而在那些所谓的“女企业家”访谈里,人们似乎总把重点更多地放在了她的美貌上。
那些五颜六色的裙装只会让你显得很幼稚,造型师强硬地说着,给她套上了一身黑银色的香奈儿花呢套装。酿葡萄酒这件事会耽误你的育儿生活吗?对于你的事业,你丈夫是怎么看的?采访人目不转睛地盯着她的脸,对放在手边的半杯红酒置若罔闻。
“但这些,最终都没有起到什么明显效果。”
尽管岳一宛竭力做出了掩饰,但这份陈年的痛楚,却依旧在他的嗓音里缭绕不去。
“她病重的时候,有公司想来收购葡萄园所在地块的使用权,连同附近一起开发成山林度假风景区。”
面对病床上时日无多的妻子,岳一宛的父亲理所当然地没有将这个消息告诉她。他低调地与对方在暗中接触了几回,最终得到了一个大致的估价。
“那不是一个很高的价格。”酿酒师说,“用来买断她毕生的心血,这个价格甚至低得有些羞辱人了。”

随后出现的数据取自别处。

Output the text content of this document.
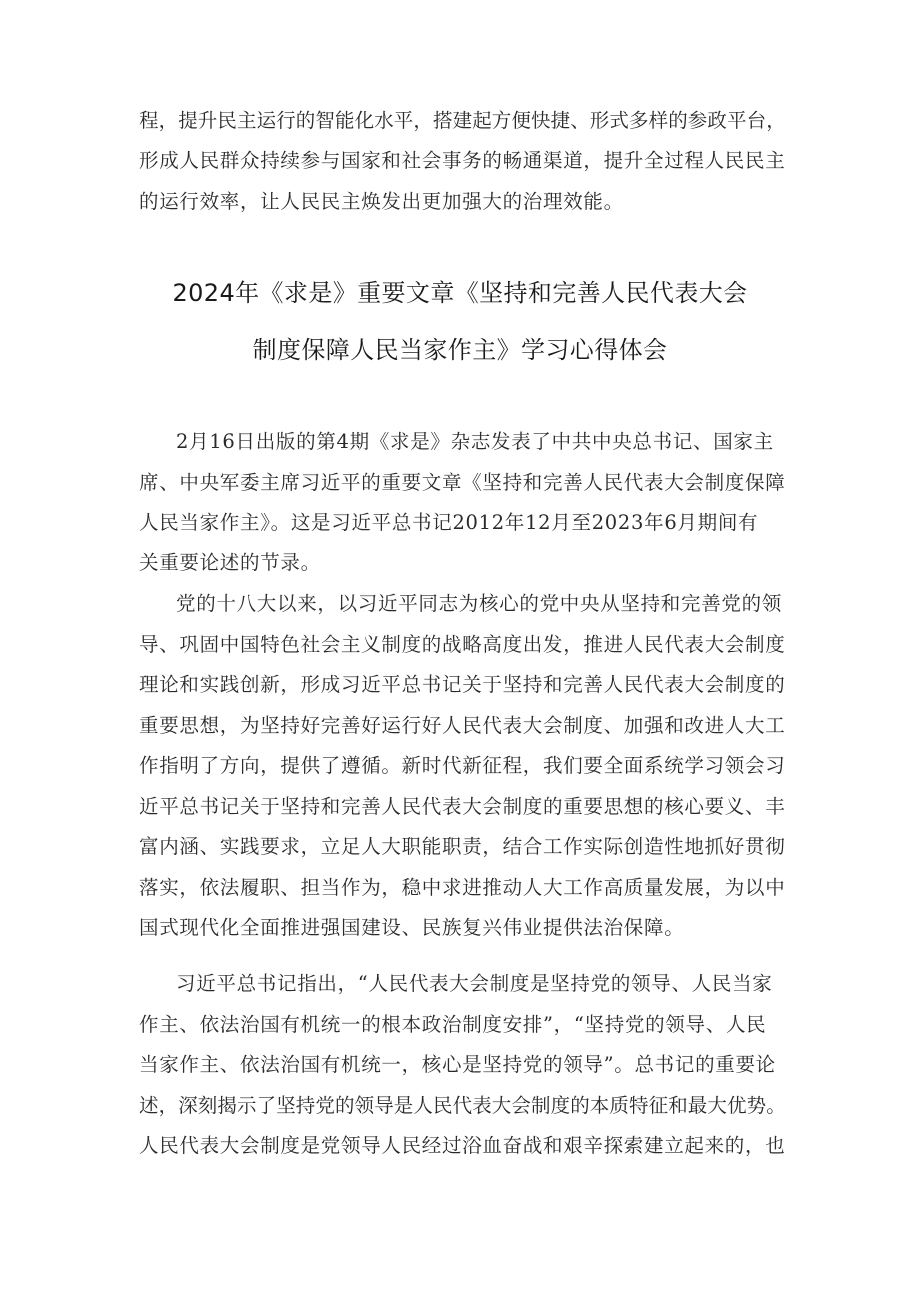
程，提升民主运行的智能化水平，搭建起方便快捷、形式多样的参政平台，
形成人民群众持续参与国家和社会事务的畅通渠道，提升全过程人民民主
的运行效率，让人民民主焕发出更加强大的治理效能。
2024年《求是》重要文章《坚持和完善人民代表大会
制度保障人民当家作主》学习心得体会
2月16日出版的第4期《求是》杂志发表了中共中央总书记、国家主
席、中央军委主席习近平的重要文章《坚持和完善人民代表大会制度保障
人民当家作主》。这是习近平总书记2012年12月至2023年6月期间有
关重要论述的节录。
党的十八大以来，以习近平同志为核心的党中央从坚持和完善党的领
导、巩固中国特色社会主义制度的战略高度出发，推进人民代表大会制度
理论和实践创新，形成习近平总书记关于坚持和完善人民代表大会制度的
重要思想，为坚持好完善好运行好人民代表大会制度、加强和改进人大工
作指明了方向，提供了遵循。新时代新征程，我们要全面系统学习领会习
近平总书记关于坚持和完善人民代表大会制度的重要思想的核心要义、丰
富内涵、实践要求，立足人大职能职责，结合工作实际创造性地抓好贯彻
落实，依法履职、担当作为，稳中求进推动人大工作高质量发展，为以中
国式现代化全面推进强国建设、民族复兴伟业提供法治保障。
习近平总书记指出，“人民代表大会制度是坚持党的领导、人民当家
作主、依法治国有机统一的根本政治制度安排”，“坚持党的领导、人民
当家作主、依法治国有机统一，核心是坚持党的领导”。总书记的重要论
述，深刻揭示了坚持党的领导是人民代表大会制度的本质特征和最大优势。
人民代表大会制度是党领导人民经过浴血奋战和艰辛探索建立起来的，也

但对于迟迟没能从酒庄身上收获利益的商人而言,这不失为是将负资产脱手的最好时机。
那一年的夏天,岳一宛从阿根廷回到中国。落地不到一小时,噩耗就已劈面而来:酒庄撤建,且葡萄园地块易主,交易将于当年第四季度前完成。
父亲不在家,秘书说他是去美国临时出差。这个胆小鬼甚至没有直面自己儿子的愤怒的勇气。
岳一宛让司机把车开向了老宅。他踉跄地从车上下来,一脚踹开雕花木门,见血疯牛似的直直冲进了岳老爷子的书斋里。

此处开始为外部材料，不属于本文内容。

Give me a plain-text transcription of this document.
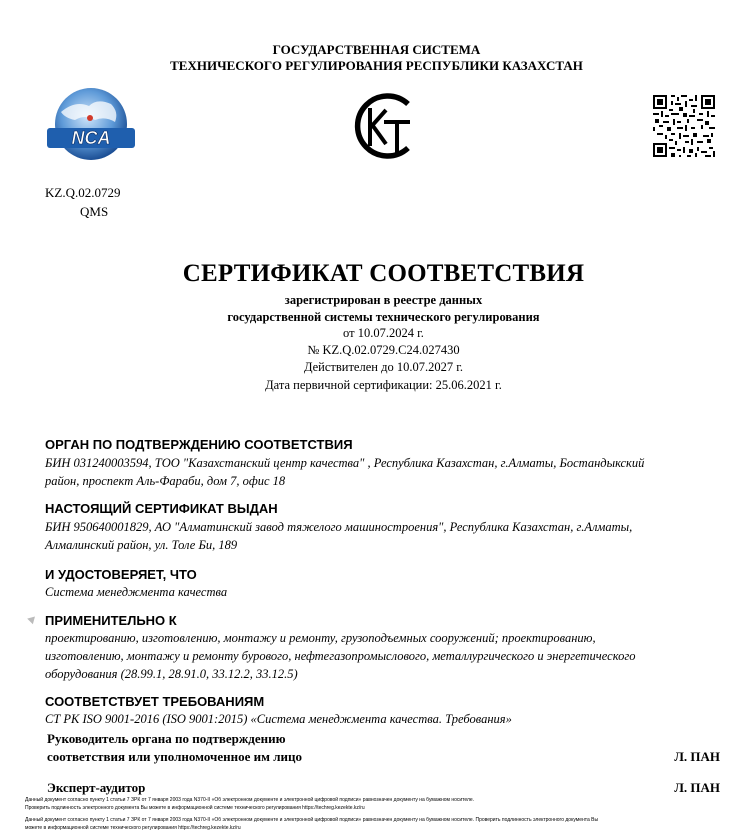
ГОСУДАРСТВЕННАЯ СИСТЕМА
ТЕХНИЧЕСКОГО РЕГУЛИРОВАНИЯ РЕСПУБЛИКИ КАЗАХСТАН
NCA
KZ.Q.02.0729
QMS
СЕРТИФИКАТ СООТВЕТСТВИЯ
зарегистрирован в реестре данных
государственной системы технического регулирования
от 10.07.2024 г.
№ KZ.Q.02.0729.C24.027430
Действителен до 10.07.2027 г.
Дата первичной сертификации: 25.06.2021 г.
ОРГАН ПО ПОДТВЕРЖДЕНИЮ СООТВЕТСТВИЯ
БИН 031240003594, ТОО "Казахстанский центр качества" , Республика Казахстан, г.Алматы, Бостандыкский
район, проспект Аль-Фараби, дом 7, офис 18
НАСТОЯЩИЙ СЕРТИФИКАТ ВЫДАН
БИН 950640001829, АО "Алматинский завод тяжелого машиностроения", Республика Казахстан, г.Алматы,
Алмалинский район, ул. Толе Би, 189
И УДОСТОВЕРЯЕТ, ЧТО
Система менеджмента качества
ПРИМЕНИТЕЛЬНО К
проектированию, изготовлению, монтажу и ремонту, грузоподъемных сооружений; проектированию,
изготовлению, монтажу и ремонту бурового, нефтегазопромыслового, металлургического и энергетического
оборудования (28.99.1, 28.91.0, 33.12.2, 33.12.5)
СООТВЕТСТВУЕТ ТРЕБОВАНИЯМ
СТ РК ISO 9001-2016 (ISO 9001:2015) «Система менеджмента качества. Требования»
Руководитель органа по подтверждению
соответствия или уполномоченное им лицо	Л. ПАН
Эксперт-аудитор	Л. ПАН
Данный документ согласно пункту 1 статьи 7 ЗРК от 7 января 2003 года N370-II «Об электронном документе и электронной цифровой подписи» равнозначен документу на бумажном носителе.
Проверить подлинность электронного документа Вы можете в информационной системе технического регулирования https://techreg.kezekte.kz/ru
Данный документ согласно пункту 1 статьи 7 ЗРК от 7 января 2003 года N370-II «Об электронном документе и электронной цифровой подписи» равнозначен документу на бумажном носителе. Проверить подлинность электронного документа Вы
можете в информационной системе технического регулирования https://techreg.kezekte.kz/ru
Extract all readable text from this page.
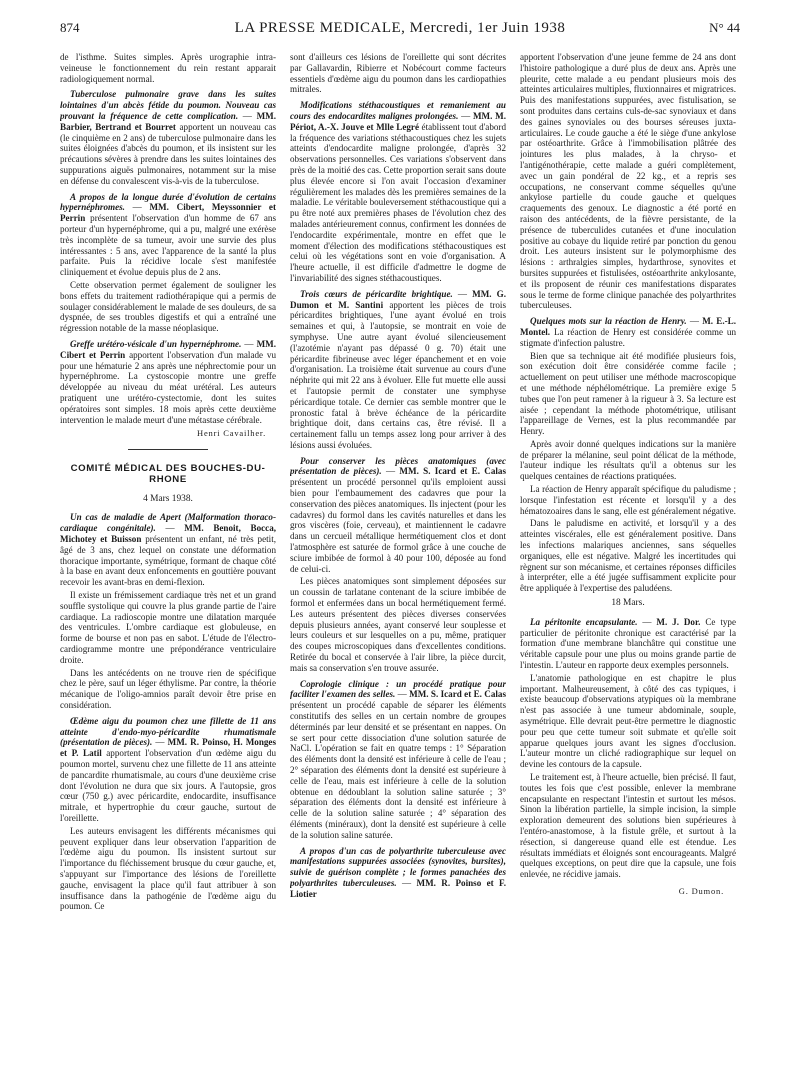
874	LA PRESSE MEDICALE, Mercredi, 1er Juin 1938	N° 44

de l'isthme. Suites simples. Après urographie intra-veineuse le fonctionnement du rein restant apparait radiologiquement normal.

Tuberculose pulmonaire grave dans les suites lointaines d'un abcès fétide du poumon. Nouveau cas prouvant la fréquence de cette complication. — MM. Barbier, Bertrand et Bourret apportent un nouveau cas (le cinquième en 2 ans) de tuberculose pulmonaire dans les suites éloignées d'abcès du poumon, et ils insistent sur les précautions sévères à prendre dans les suites lointaines des suppurations aiguës pulmonaires, notamment sur la mise en défense du convalescent vis-à-vis de la tuberculose.

A propos de la longue durée d'évolution de certains hypernéphromes. — MM. Cibert, Meyssonnier et Perrin présentent l'observation d'un homme de 67 ans porteur d'un hypernéphrome, qui a pu, malgré une exérèse très incomplète de sa tumeur, avoir une survie des plus intéressantes : 5 ans, avec l'apparence de la santé la plus parfaite. Puis la récidive locale s'est manifestée cliniquement et évolue depuis plus de 2 ans.

Cette observation permet également de souligner les bons effets du traitement radiothérapique qui a permis de soulager considérablement le malade de ses douleurs, de sa dyspnée, de ses troubles digestifs et qui a entraîné une régression notable de la masse néoplasique.

Greffe urétéro-vésicale d'un hypernéphrome. — MM. Cibert et Perrin apportent l'observation d'un malade vu pour une hématurie 2 ans après une néphrectomie pour un hypernéphrome. La cystoscopie montre une greffe développée au niveau du méat urétéral. Les auteurs pratiquent une urétéro-cystectomie, dont les suites opératoires sont simples. 18 mois après cette deuxième intervention le malade meurt d'une métastase cérébrale.

Henri Cavailher.
COMITÉ MÉDICAL DES BOUCHES-DU-RHONE
4 Mars 1938.

Un cas de maladie de Apert (Malformation thoraco-cardiaque congénitale). — MM. Benoit, Bocca, Michotey et Buisson présentent un enfant, né très petit, âgé de 3 ans, chez lequel on constate une déformation thoracique importante, symétrique, formant de chaque côté à la base en avant deux enfoncements en gouttière pouvant recevoir les avant-bras en demi-flexion.

Il existe un frémissement cardiaque très net et un grand souffle systolique qui couvre la plus grande partie de l'aire cardiaque. La radioscopie montre une dilatation marquée des ventricules. L'ombre cardiaque est globuleuse, en forme de bourse et non pas en sabot. L'étude de l'électro-cardiogramme montre une prépondérance ventriculaire droite.

Dans les antécédents on ne trouve rien de spécifique chez le père, sauf un léger éthylisme. Par contre, la théorie mécanique de l'oligo-amnios paraît devoir être prise en considération.

Œdème aigu du poumon chez une fillette de 11 ans atteinte d'endo-myo-péricardite rhumatismale (présentation de pièces). — MM. R. Poinso, H. Monges et P. Latil apportent l'observation d'un œdème aigu du poumon mortel, survenu chez une fillette de 11 ans atteinte de pancardite rhumatismale, au cours d'une deuxième crise dont l'évolution ne dura que six jours. A l'autopsie, gros cœur (750 g.) avec péricardite, endocardite, insuffisance mitrale, et hypertrophie du cœur gauche, surtout de l'oreillette.

Les auteurs envisagent les différents mécanismes qui peuvent expliquer dans leur observation l'apparition de l'œdème aigu du poumon. Ils insistent surtout sur l'importance du fléchissement brusque du cœur gauche, et, s'appuyant sur l'importance des lésions de l'oreillette gauche, envisagent la place qu'il faut attribuer à son insuffisance dans la pathogénie de l'œdème aigu du poumon. Ce

sont d'ailleurs ces lésions de l'oreillette qui sont décrites par Gallavardin, Ribierre et Nobécourt comme facteurs essentiels d'œdème aigu du poumon dans les cardiopathies mitrales.

Modifications stéthacoustiques et remaniement au cours des endocardites malignes prolongées. — MM. M. Périot, A.-X. Jouve et Mlle Legré établissent tout d'abord la fréquence des variations stéthacoustiques chez les sujets atteints d'endocardite maligne prolongée, d'après 32 observations personnelles. Ces variations s'observent dans près de la moitié des cas. Cette proportion serait sans doute plus élevée encore si l'on avait l'occasion d'examiner régulièrement les malades dès les premières semaines de la maladie. Le véritable bouleversement stéthacoustique qui a pu être noté aux premières phases de l'évolution chez des malades antérieurement connus, confirment les données de l'endocardite expérimentale, montre en effet que le moment d'élection des modifications stéthacoustiques est celui où les végétations sont en voie d'organisation. A l'heure actuelle, il est difficile d'admettre le dogme de l'invariabilité des signes stéthacoustiques.

Trois cœurs de péricardite brightique. — MM. G. Dumon et M. Santini apportent les pièces de trois péricardites brightiques, l'une ayant évolué en trois semaines et qui, à l'autopsie, se montrait en voie de symphyse. Une autre ayant évolué silencieusement (l'azotémie n'ayant pas dépassé 0 g. 70) était une péricardite fibrineuse avec léger épanchement et en voie d'organisation. La troisième était survenue au cours d'une néphrite qui mit 22 ans à évoluer. Elle fut muette elle aussi et l'autopsie permit de constater une symphyse péricardique totale. Ce dernier cas semble montrer que le pronostic fatal à brève échéance de la péricardite brightique doit, dans certains cas, être révisé. Il a certainement fallu un temps assez long pour arriver à des lésions aussi évoluées.

Pour conserver les pièces anatomiques (avec présentation de pièces). — MM. S. Icard et E. Calas présentent un procédé personnel qu'ils emploient aussi bien pour l'embaumement des cadavres que pour la conservation des pièces anatomiques. Ils injectent (pour les cadavres) du formol dans les cavités naturelles et dans les gros viscères (foie, cerveau), et maintiennent le cadavre dans un cercueil métallique hermétiquement clos et dont l'atmosphère est saturée de formol grâce à une couche de sciure imbibée de formol à 40 pour 100, déposée au fond de celui-ci.

Les pièces anatomiques sont simplement déposées sur un coussin de tarlatane contenant de la sciure imbibée de formol et enfermées dans un bocal hermétiquement fermé. Les auteurs présentent des pièces diverses conservées depuis plusieurs années, ayant conservé leur souplesse et leurs couleurs et sur lesquelles on a pu, même, pratiquer des coupes microscopiques dans d'excellentes conditions. Retirée du bocal et conservée à l'air libre, la pièce durcit, mais sa conservation s'en trouve assurée.

Coprologie clinique : un procédé pratique pour faciliter l'examen des selles. — MM. S. Icard et E. Calas présentent un procédé capable de séparer les éléments constitutifs des selles en un certain nombre de groupes déterminés par leur densité et se présentant en nappes. On se sert pour cette dissociation d'une solution saturée de NaCl. L'opération se fait en quatre temps : 1° Séparation des éléments dont la densité est inférieure à celle de l'eau ; 2° séparation des éléments dont la densité est supérieure à celle de l'eau, mais est inférieure à celle de la solution obtenue en dédoublant la solution saline saturée ; 3° séparation des éléments dont la densité est inférieure à celle de la solution saline saturée ; 4° séparation des éléments (minéraux), dont la densité est supérieure à celle de la solution saline saturée.

A propos d'un cas de polyarthrite tuberculeuse avec manifestations suppurées associées (synovites, bursites), suivie de guérison complète ; le formes panachées des polyarthrites tuberculeuses. — MM. R. Poinso et F. Liotier

apportent l'observation d'une jeune femme de 24 ans dont l'histoire pathologique a duré plus de deux ans. Après une pleurite, cette malade a eu pendant plusieurs mois des atteintes articulaires multiples, fluxionnaires et migratrices. Puis des manifestations suppurées, avec fistulisation, se sont produites dans certains culs-de-sac synoviaux et dans des gaines synoviales ou des bourses séreuses juxta-articulaires. Le coude gauche a été le siège d'une ankylose par ostéoarthrite. Grâce à l'immobilisation plâtrée des jointures les plus malades, à la chryso- et l'antigénothérapie, cette malade a guéri complètement, avec un gain pondéral de 22 kg., et a repris ses occupations, ne conservant comme séquelles qu'une ankylose partielle du coude gauche et quelques craquements des genoux. Le diagnostic a été porté en raison des antécédents, de la fièvre persistante, de la présence de tuberculides cutanées et d'une inoculation positive au cobaye du liquide retiré par ponction du genou droit. Les auteurs insistent sur le polymorphisme des lésions : arthralgies simples, hydarthrose, synovites et bursites suppurées et fistulisées, ostéoarthrite ankylosante, et ils proposent de réunir ces manifestations disparates sous le terme de forme clinique panachée des polyarthrites tuberculeuses.

Quelques mots sur la réaction de Henry. — M. E.-L. Montel. La réaction de Henry est considérée comme un stigmate d'infection palustre.

Bien que sa technique ait été modifiée plusieurs fois, son exécution doit être considérée comme facile ; actuellement on peut utiliser une méthode macroscopique et une méthode néphélométrique. La première exige 5 tubes que l'on peut ramener à la rigueur à 3. Sa lecture est aisée ; cependant la méthode photométrique, utilisant l'appareillage de Vernes, est la plus recommandée par Henry.

Après avoir donné quelques indications sur la manière de préparer la mélanine, seul point délicat de la méthode, l'auteur indique les résultats qu'il a obtenus sur les quelques centaines de réactions pratiquées.

La réaction de Henry apparaît spécifique du paludisme ; lorsque l'infestation est récente et lorsqu'il y a des hématozoaires dans le sang, elle est généralement négative.

Dans le paludisme en activité, et lorsqu'il y a des atteintes viscérales, elle est généralement positive. Dans les infections malariques anciennes, sans séquelles organiques, elle est négative. Malgré les incertitudes qui règnent sur son mécanisme, et certaines réponses difficiles à interpréter, elle a été jugée suffisamment explicite pour être appliquée à l'expertise des paludéens.

18 Mars.

La péritonite encapsulante. — M. J. Dor. Ce type particulier de péritonite chronique est caractérisé par la formation d'une membrane blanchâtre qui constitue une véritable capsule pour une plus ou moins grande partie de l'intestin. L'auteur en rapporte deux exemples personnels.

L'anatomie pathologique en est chapitre le plus important. Malheureusement, à côté des cas typiques, i existe beaucoup d'observations atypiques où la membrane n'est pas associée à une tumeur abdominale, souple, asymétrique. Elle devrait peut-être permettre le diagnostic pour peu que cette tumeur soit submate et qu'elle soit apparue quelques jours avant les signes d'occlusion. L'auteur montre un cliché radiographique sur lequel on devine les contours de la capsule.

Le traitement est, à l'heure actuelle, bien précisé. Il faut, toutes les fois que c'est possible, enlever la membrane encapsulante en respectant l'intestin et surtout les mésos. Sinon la libération partielle, la simple incision, la simple exploration demeurent des solutions bien supérieures à l'entéro-anastomose, à la fistule grêle, et surtout à la résection, si dangereuse quand elle est étendue. Les résultats immédiats et éloignés sont encourageants. Malgré quelques exceptions, on peut dire que la capsule, une fois enlevée, ne récidive jamais.

G. Dumon.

「是你卖了我妈妈的酒庄?!」他与这个老东西当面对质,「可她都死了,她都死了啊!!你是要有多恨她,才连她的酒庄也不能放过?!」
正在书斋里临帖的岳老爷子被他吓了一跳,听是酒庄的事,脸上立刻又露出几分不屑来。
「你在胡说什么?」他满腹不悦,抬手驱赶这小赤佬,像是呵斥一条行为僭越的宠物狗:「我恨自己的儿媳妇?招笑!」
捧着茶水的保姆阿姨站在门边,进退两难。岳一宛却是连礼仪也顾不得了。
他一拳锤上桌案,震得满桌的笔墨纸砚都锵啷作响:「要不是你向我爸施压,他能有这么快就卖掉我妈的酒庄!?他明明跟我说过,这件事要等我回来再做商量的!」
「哎哟,轻点!你这败家子!那可是端砚,乾隆爷用过的!」
抢救式地捧起了自己收藏品,岳老爷子的心痛之意溢于言表。可对于酒庄,他的兴趣却不比对路边的一条癞皮狗更大。
「商量,和你?呵。」
嗤笑一声,老头子拾起桌边的拐杖,重重往地上一敲,道:「我看国强那小子也是被你妈的葡萄酒灌得昏了头了!」
「我问你,岳一宛,你当自己是什么人呐?是岳氏的董事会,还是公司的总经理?岳氏产业,买进卖出,凭什么要和你这黄毛小子打商量?」
这一问,竟把气血上头的少年人噎停在了原地。